Effect of antihypertensive treatments on first CV events
- Analysis of the maximum 21-year follow-up data showed that in-trial amlodipine-based treatment was associated with a reduced risk of stroke (adjusted HR: 0.82; 95%CI: 0.72–0.93; P=0.003), total CV events (adjusted HR: 0.93; 95%CI: 0.88–0.98; P=0.008), total coronary events (adjusted HR: 0.92; 95%CI: 0.86–0.99; P=0.024), and AF (adjusted HR: 0.91; 95%CI: 0.83–0.99; P=0.030) compared with the atenolol-based treatment strategy.
- There was weaker evidence for a decreased risk of CV death (adjusted HR: 0.91; 95%CI: 0.82–1.01; P=0.073), and no significant differences in the incidence of nonfatal MI and fatal CHD, total HF, and all-cause mortality were found between treatments (all P>0.05).
Conclusion
In this long-term (up to 21 years) follow-up study of the ASCOT-BPLA trial, in-trial systolic BPV was a strong predictor of CV outcomes independent of mean SBP, even in patients with well-controlled SBP but high systolic BPV. In addition, an amlodipine-based treatment strategy during the trial was associated with reduced risks of total CV events, stroke, coronary events, and AF compared with atenolol-based treatment.

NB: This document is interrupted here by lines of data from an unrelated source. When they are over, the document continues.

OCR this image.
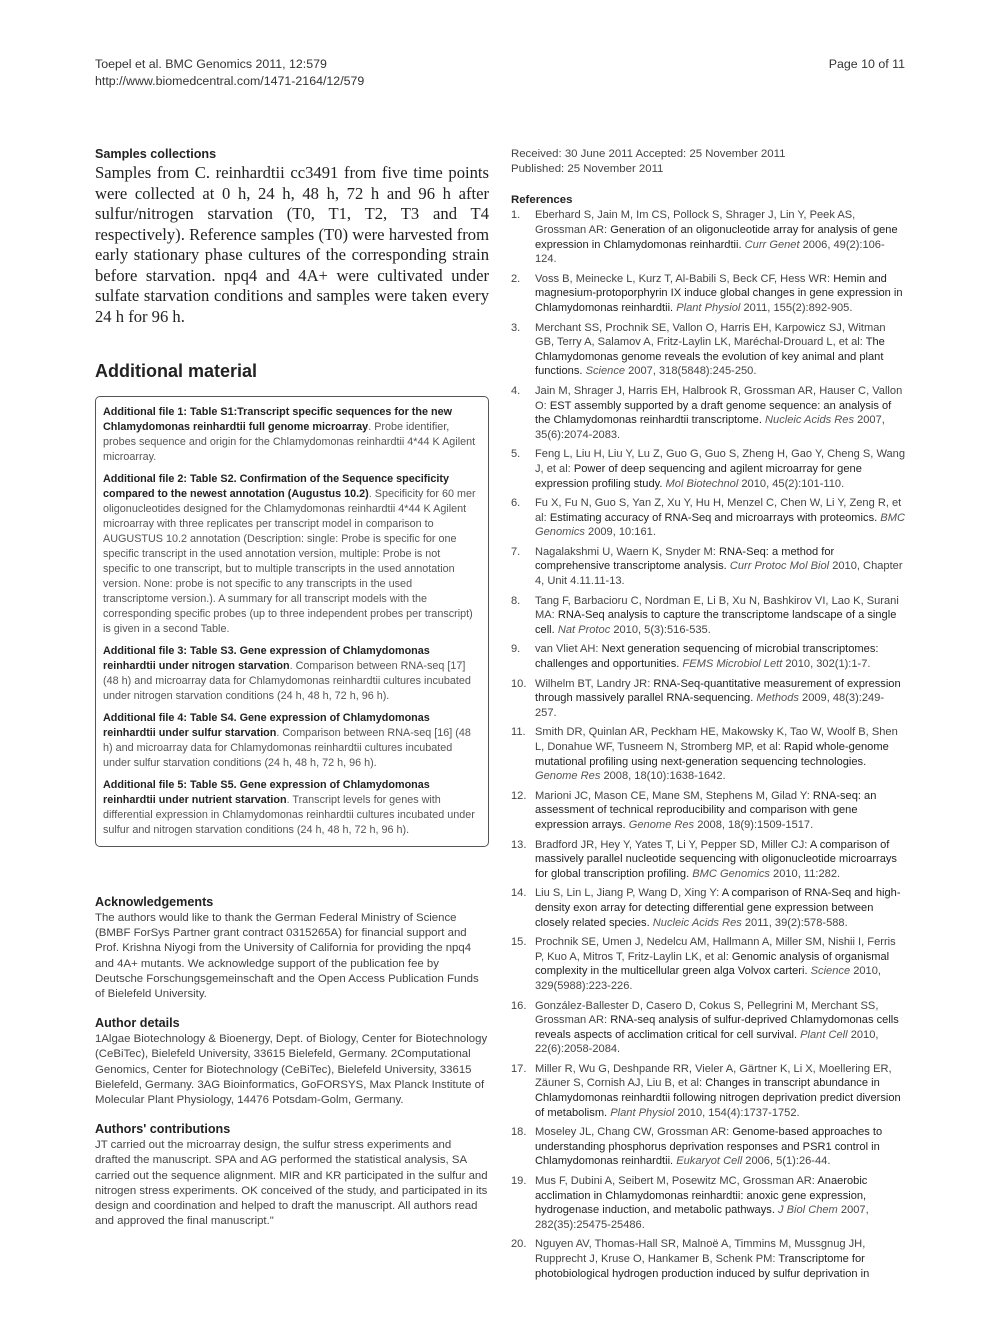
Toepel et al. BMC Genomics 2011, 12:579
http://www.biomedcentral.com/1471-2164/12/579
Page 10 of 11
Samples collections
Samples from C. reinhardtii cc3491 from five time points were collected at 0 h, 24 h, 48 h, 72 h and 96 h after sulfur/nitrogen starvation (T0, T1, T2, T3 and T4 respectively). Reference samples (T0) were harvested from early stationary phase cultures of the corresponding strain before starvation. npq4 and 4A+ were cultivated under sulfate starvation conditions and samples were taken every 24 h for 96 h.
Additional material

Additional file 1: Table S1:Transcript specific sequences for the new Chlamydomonas reinhardtii full genome microarray. Probe identifier, probes sequence and origin for the Chlamydomonas reinhardtii 4*44 K Agilent microarray.

Additional file 2: Table S2. Confirmation of the Sequence specificity compared to the newest annotation (Augustus 10.2). Specificity for 60 mer oligonucleotides designed for the Chlamydomonas reinhardtii 4*44 K Agilent microarray with three replicates per transcript model in comparison to AUGUSTUS 10.2 annotation (Description: single: Probe is specific for one specific transcript in the used annotation version, multiple: Probe is not specific to one transcript, but to multiple transcripts in the used annotation version. None: probe is not specific to any transcripts in the used transcriptome version.). A summary for all transcript models with the corresponding specific probes (up to three independent probes per transcript) is given in a second Table.

Additional file 3: Table S3. Gene expression of Chlamydomonas reinhardtii under nitrogen starvation. Comparison between RNA-seq [17] (48 h) and microarray data for Chlamydomonas reinhardtii cultures incubated under nitrogen starvation conditions (24 h, 48 h, 72 h, 96 h).

Additional file 4: Table S4. Gene expression of Chlamydomonas reinhardtii under sulfur starvation. Comparison between RNA-seq [16] (48 h) and microarray data for Chlamydomonas reinhardtii cultures incubated under sulfur starvation conditions (24 h, 48 h, 72 h, 96 h).

Additional file 5: Table S5. Gene expression of Chlamydomonas reinhardtii under nutrient starvation. Transcript levels for genes with differential expression in Chlamydomonas reinhardtii cultures incubated under sulfur and nitrogen starvation conditions (24 h, 48 h, 72 h, 96 h).

Acknowledgements
The authors would like to thank the German Federal Ministry of Science (BMBF ForSys Partner grant contract 0315265A) for financial support and Prof. Krishna Niyogi from the University of California for providing the npq4 and 4A+ mutants. We acknowledge support of the publication fee by Deutsche Forschungsgemeinschaft and the Open Access Publication Funds of Bielefeld University.
Author details
1Algae Biotechnology & Bioenergy, Dept. of Biology, Center for Biotechnology (CeBiTec), Bielefeld University, 33615 Bielefeld, Germany. 2Computational Genomics, Center for Biotechnology (CeBiTec), Bielefeld University, 33615 Bielefeld, Germany. 3AG Bioinformatics, GoFORSYS, Max Planck Institute of Molecular Plant Physiology, 14476 Potsdam-Golm, Germany.
Authors' contributions
JT carried out the microarray design, the sulfur stress experiments and drafted the manuscript. SPA and AG performed the statistical analysis, SA carried out the sequence alignment. MIR and KR participated in the sulfur and nitrogen stress experiments. OK conceived of the study, and participated in its design and coordination and helped to draft the manuscript. All authors read and approved the final manuscript."
Received: 30 June 2011 Accepted: 25 November 2011
Published: 25 November 2011
References
1. Eberhard S, Jain M, Im CS, Pollock S, Shrager J, Lin Y, Peek AS, Grossman AR: Generation of an oligonucleotide array for analysis of gene expression in Chlamydomonas reinhardtii. Curr Genet 2006, 49(2):106-124.
2. Voss B, Meinecke L, Kurz T, Al-Babili S, Beck CF, Hess WR: Hemin and magnesium-protoporphyrin IX induce global changes in gene expression in Chlamydomonas reinhardtii. Plant Physiol 2011, 155(2):892-905.
3. Merchant SS, Prochnik SE, Vallon O, Harris EH, Karpowicz SJ, Witman GB, Terry A, Salamov A, Fritz-Laylin LK, Maréchal-Drouard L, et al: The Chlamydomonas genome reveals the evolution of key animal and plant functions. Science 2007, 318(5848):245-250.
4. Jain M, Shrager J, Harris EH, Halbrook R, Grossman AR, Hauser C, Vallon O: EST assembly supported by a draft genome sequence: an analysis of the Chlamydomonas reinhardtii transcriptome. Nucleic Acids Res 2007, 35(6):2074-2083.
5. Feng L, Liu H, Liu Y, Lu Z, Guo G, Guo S, Zheng H, Gao Y, Cheng S, Wang J, et al: Power of deep sequencing and agilent microarray for gene expression profiling study. Mol Biotechnol 2010, 45(2):101-110.
6. Fu X, Fu N, Guo S, Yan Z, Xu Y, Hu H, Menzel C, Chen W, Li Y, Zeng R, et al: Estimating accuracy of RNA-Seq and microarrays with proteomics. BMC Genomics 2009, 10:161.
7. Nagalakshmi U, Waern K, Snyder M: RNA-Seq: a method for comprehensive transcriptome analysis. Curr Protoc Mol Biol 2010, Chapter 4, Unit 4.11.11-13.
8. Tang F, Barbacioru C, Nordman E, Li B, Xu N, Bashkirov VI, Lao K, Surani MA: RNA-Seq analysis to capture the transcriptome landscape of a single cell. Nat Protoc 2010, 5(3):516-535.
9. van Vliet AH: Next generation sequencing of microbial transcriptomes: challenges and opportunities. FEMS Microbiol Lett 2010, 302(1):1-7.
10. Wilhelm BT, Landry JR: RNA-Seq-quantitative measurement of expression through massively parallel RNA-sequencing. Methods 2009, 48(3):249-257.
11. Smith DR, Quinlan AR, Peckham HE, Makowsky K, Tao W, Woolf B, Shen L, Donahue WF, Tusneem N, Stromberg MP, et al: Rapid whole-genome mutational profiling using next-generation sequencing technologies. Genome Res 2008, 18(10):1638-1642.
12. Marioni JC, Mason CE, Mane SM, Stephens M, Gilad Y: RNA-seq: an assessment of technical reproducibility and comparison with gene expression arrays. Genome Res 2008, 18(9):1509-1517.
13. Bradford JR, Hey Y, Yates T, Li Y, Pepper SD, Miller CJ: A comparison of massively parallel nucleotide sequencing with oligonucleotide microarrays for global transcription profiling. BMC Genomics 2010, 11:282.
14. Liu S, Lin L, Jiang P, Wang D, Xing Y: A comparison of RNA-Seq and high-density exon array for detecting differential gene expression between closely related species. Nucleic Acids Res 2011, 39(2):578-588.
15. Prochnik SE, Umen J, Nedelcu AM, Hallmann A, Miller SM, Nishii I, Ferris P, Kuo A, Mitros T, Fritz-Laylin LK, et al: Genomic analysis of organismal complexity in the multicellular green alga Volvox carteri. Science 2010, 329(5988):223-226.
16. González-Ballester D, Casero D, Cokus S, Pellegrini M, Merchant SS, Grossman AR: RNA-seq analysis of sulfur-deprived Chlamydomonas cells reveals aspects of acclimation critical for cell survival. Plant Cell 2010, 22(6):2058-2084.
17. Miller R, Wu G, Deshpande RR, Vieler A, Gärtner K, Li X, Moellering ER, Zäuner S, Cornish AJ, Liu B, et al: Changes in transcript abundance in Chlamydomonas reinhardtii following nitrogen deprivation predict diversion of metabolism. Plant Physiol 2010, 154(4):1737-1752.
18. Moseley JL, Chang CW, Grossman AR: Genome-based approaches to understanding phosphorus deprivation responses and PSR1 control in Chlamydomonas reinhardtii. Eukaryot Cell 2006, 5(1):26-44.
19. Mus F, Dubini A, Seibert M, Posewitz MC, Grossman AR: Anaerobic acclimation in Chlamydomonas reinhardtii: anoxic gene expression, hydrogenase induction, and metabolic pathways. J Biol Chem 2007, 282(35):25475-25486.
20. Nguyen AV, Thomas-Hall SR, Malnoë A, Timmins M, Mussgnug JH, Rupprecht J, Kruse O, Hankamer B, Schenk PM: Transcriptome for photobiological hydrogen production induced by sulfur deprivation in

The authors point out that “[t]he original results of ASCOT-BPLA influenced national and international guidelines for hypertension. The current observations extend the benefits reported in the trial for the amlodipine-based treatment regimen and highlight the increasing importance of visit-to-visit systolic BPV in the prediction of long-term CV outcomes.”